Девушка с письмом в бутылке
где заканчиваешься ты и начинаюсь я?
видела, как китайская стена упирается в море?
а куда исчезает твой мир?
серый хрусталь тишины в этих комнатах
впитал наши голоса, сохранил нас,
будто живых саламандр внутри шара
с мокрыми камнями и отрезком ручья.
сколько еще любви и жизни спрятано в этих шарах?

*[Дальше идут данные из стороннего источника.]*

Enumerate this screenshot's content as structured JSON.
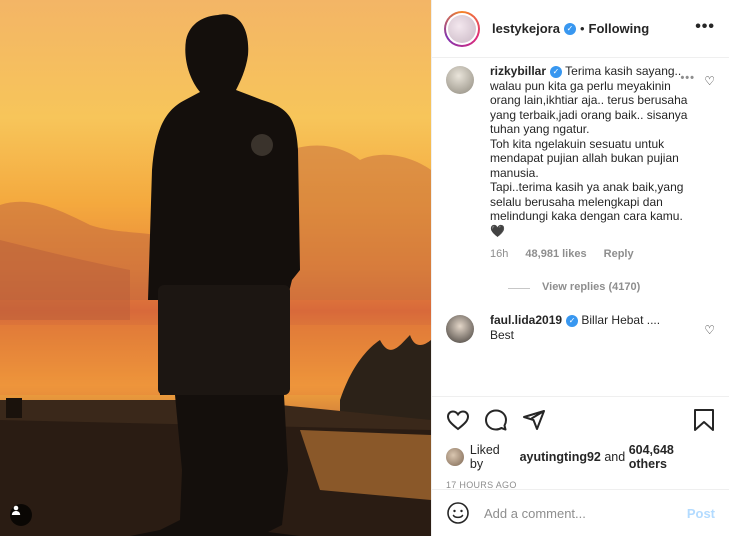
{
  "header": {
    "username": "lestykejora",
    "separator": "•",
    "follow_status": "Following",
    "more": "•••"
  },
  "comments": [
    {
      "username": "rizkybillar",
      "text": "Terima kasih sayang.. walau pun kita ga perlu meyakinin orang lain,ikhtiar aja.. terus berusaha yang terbaik,jadi orang baik.. sisanya tuhan yang ngatur.\nToh kita ngelakuin sesuatu untuk mendapat pujian allah bukan pujian manusia.\nTapi..terima kasih ya anak baik,yang selalu berusaha melengkapi dan melindungi kaka dengan cara kamu. 🖤",
      "time": "16h",
      "likes": "48,981 likes",
      "reply": "Reply",
      "view_replies": "View replies (4170)"
    },
    {
      "username": "faul.lida2019",
      "text": "Billar Hebat ....\nBest"
    }
  ],
  "likes": {
    "prefix": "Liked by",
    "user": "ayutingting92",
    "and": "and",
    "others": "604,648 others"
  },
  "timestamp": "17 HOURS AGO",
  "add_comment": {
    "placeholder": "Add a comment...",
    "post_label": "Post"
  },
  "colors": {
    "verified": "#3897f0",
    "post_disabled": "#b3dbff",
    "meta_gray": "#8e8e8e"
  }
}
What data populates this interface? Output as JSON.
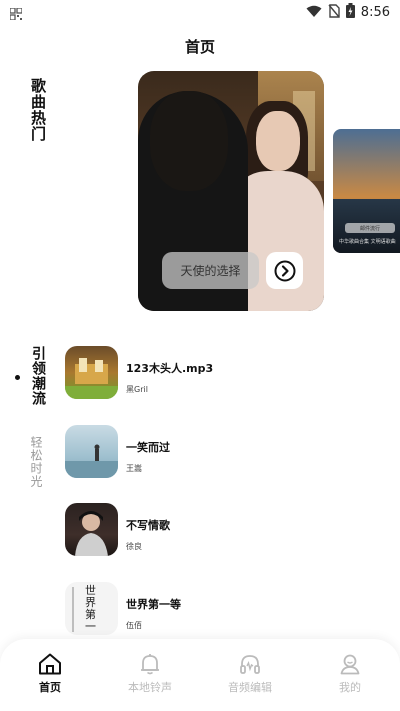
{
  "status_bar": {
    "time": "8:56"
  },
  "page": {
    "title": "首页"
  },
  "hot_section": {
    "label": "歌曲热门"
  },
  "banner": {
    "song_label": "天使的选择",
    "next_card_pill": "邮件流行",
    "next_card_caption": "中华歌曲合集 文明语歌曲"
  },
  "categories": [
    {
      "label": "引领潮流",
      "active": true
    },
    {
      "label": "轻松时光",
      "active": false
    }
  ],
  "songs": [
    {
      "title": "123木头人.mp3",
      "artist": "黑Gril",
      "cover_text": ""
    },
    {
      "title": "一笑而过",
      "artist": "王嵩",
      "cover_text": ""
    },
    {
      "title": "不写情歌",
      "artist": "徐良",
      "cover_text": ""
    },
    {
      "title": "世界第一等",
      "artist": "伍佰",
      "cover_text": "世界第一等"
    }
  ],
  "bottom_nav": [
    {
      "label": "首页",
      "icon": "home-icon",
      "active": true
    },
    {
      "label": "本地铃声",
      "icon": "bell-icon",
      "active": false
    },
    {
      "label": "音频编辑",
      "icon": "headphones-icon",
      "active": false
    },
    {
      "label": "我的",
      "icon": "profile-icon",
      "active": false
    }
  ]
}
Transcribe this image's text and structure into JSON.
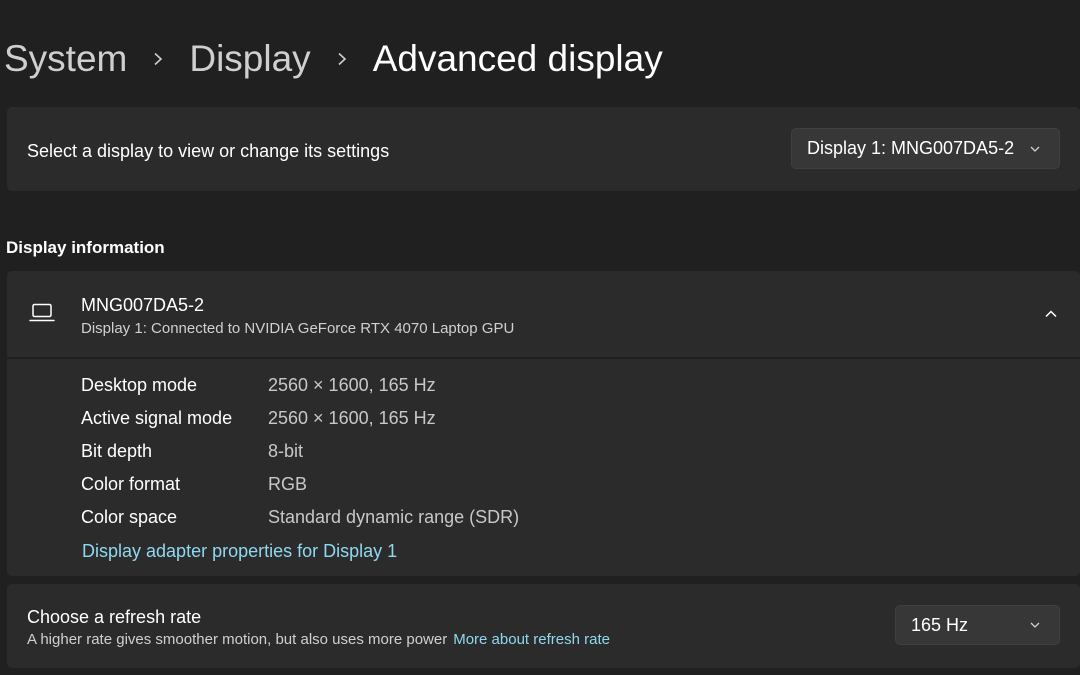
{
  "breadcrumb": {
    "items": [
      "System",
      "Display"
    ],
    "current": "Advanced display"
  },
  "display_selector": {
    "label": "Select a display to view or change its settings",
    "selected": "Display 1: MNG007DA5-2"
  },
  "display_information": {
    "section_title": "Display information",
    "monitor_name": "MNG007DA5-2",
    "connection": "Display 1: Connected to NVIDIA GeForce RTX 4070 Laptop GPU",
    "icon": "laptop-icon",
    "properties": [
      {
        "label": "Desktop mode",
        "value": "2560 × 1600, 165 Hz"
      },
      {
        "label": "Active signal mode",
        "value": "2560 × 1600, 165 Hz"
      },
      {
        "label": "Bit depth",
        "value": "8-bit"
      },
      {
        "label": "Color format",
        "value": "RGB"
      },
      {
        "label": "Color space",
        "value": "Standard dynamic range (SDR)"
      }
    ],
    "adapter_link": "Display adapter properties for Display 1"
  },
  "refresh_rate": {
    "title": "Choose a refresh rate",
    "description": "A higher rate gives smoother motion, but also uses more power",
    "link": "More about refresh rate",
    "selected": "165 Hz"
  },
  "colors": {
    "background": "#202020",
    "card": "#2b2b2b",
    "accent_link": "#8fd8f0"
  }
}
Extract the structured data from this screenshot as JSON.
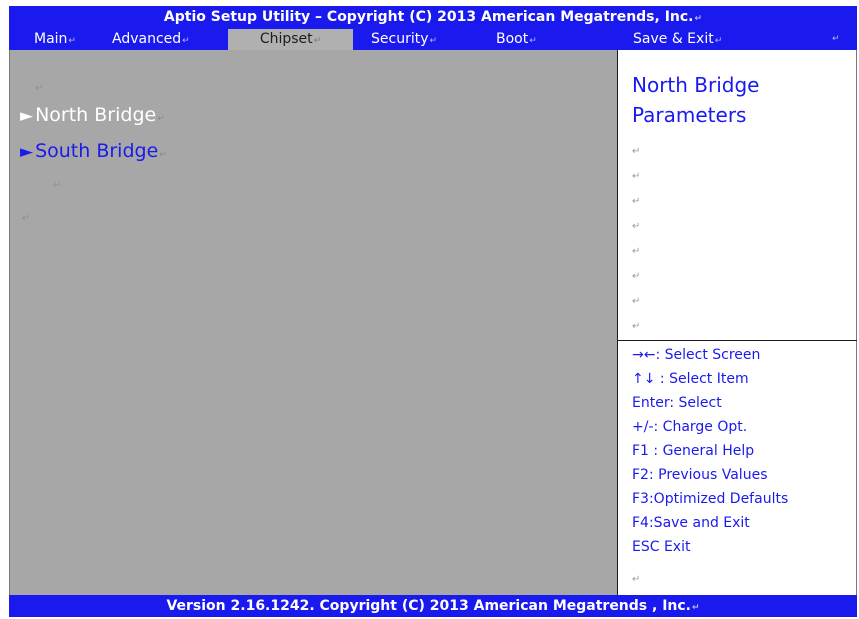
{
  "title": "Aptio Setup Utility – Copyright (C) 2013 American Megatrends, Inc.",
  "menu": {
    "items": [
      {
        "label": "Main"
      },
      {
        "label": "Advanced"
      },
      {
        "label": "Chipset"
      },
      {
        "label": "Security"
      },
      {
        "label": "Boot"
      },
      {
        "label": "Save & Exit"
      }
    ],
    "active": "Chipset"
  },
  "content": {
    "items": [
      {
        "label": "North Bridge",
        "arrow": "►",
        "selected": true
      },
      {
        "label": "South Bridge",
        "arrow": "►",
        "selected": false
      }
    ]
  },
  "help": {
    "title": "North Bridge Parameters"
  },
  "keys": [
    "→←: Select Screen",
    "↑↓   : Select Item",
    "Enter:   Select",
    "+/-: Charge Opt.",
    "F1 : General Help",
    "F2: Previous Values",
    "F3:Optimized Defaults",
    "F4:Save and Exit",
    "ESC   Exit"
  ],
  "footer": "Version 2.16.1242. Copyright (C) 2013 American Megatrends , Inc.",
  "colors": {
    "bar_blue": "#1a1aee",
    "panel_gray": "#a7a7a7",
    "selected_text": "#ffffff",
    "item_text": "#1a1aee"
  }
}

сколько этих волшебных шаров позади нас,
будто пузырьки бессмертия, вьются и беснуются
вдоль времени-пуповины, вне смерти?
а как ты грациозно выходила из моря —
высвобождалась из пышного платья волн,
простирающегося до самого горизонта,
сияя соблазном, разглаживая волосы...
а дальше вырисовывался величественный Рим,
и оползни голубей Google'ились на площади,
и мраморные протезы колонн
подпирали рухнувшие небеса,
и к платанам слоновьего цвета тянулась рука, и ты,
как оса, лакомилась персиковым закатом.
и зачем вспоминаю нас, тебя вне меня?
выжимаю теплую заварку из пакетика чая
на закисшие глаза слепой суки.
ты воруешь мое время из памяти, как подросток
мелочь у родителей из карманов пальто.
это странно, это приятно.
это грильяж истины, об него я и ломаю
молочные зубы воспоминаний,
чтобы взамен проросли коренные.
***
ива мелкими штрихами
в сонном озере отражена,
точно юная балерина в зеленоватом трико
упражняется возле станка
перед зеркалом — громадным, во все небеса —
оттачивает глубокий прогиб ветвей,
и легкий ветер — беспризорник с опахалом —
за гривенник обдает свежестью, нахал.
поздний вечер, вырезанный из картонной синевы
швейными ножницами, похожими на железную птицу;
мы сидим полукругом — дикое детское племя,
и высокое пламя костра
вытягивает себя за огненные патлы
из топей тьмы, и совсем рядом
тихо звенит эталонный брусок вечности,
которым стоит взвешивать
вот эту тишину, вот эти дни и ночи.
вот эти стихи.
и караваны воспоминаний
бредут по мерцающим барханам мертвого времени,
и небо над нами — компьютерная пустота,
нарезанная кубиками.
...но даже не вспомню, о чем
мы уютно молчали по пути в школу.
вылощенные парафином коридоры
с металлическим запахом визга,
и мы — маленькие черные дыры:
ели через силу, росли через силу,
съешь ложку знаний за папу, за маму,
за красный диплом, за поездку в Анапу.
нужно заполнять себя хорошим —
немного насильно,
ибо каждая черная дыра однажды
может стать белым лебедем или мышью.
родить новую вселенную,
хрупкую планету на слонах и черепахе,
разродиться симфоническим концертом
или всепожирающим взрывом...
***
как ветер, сквозными ладонями
я выравниваю пустыни, высвобождаю
древних джинов из амфоры твоего тела,
как и пять тысяч лет назад — в пещерах.
в темноте у нас нет лиц, имен, фамилий,
нет пошлости.
мы в одном скафандре — бабочка и ягненок.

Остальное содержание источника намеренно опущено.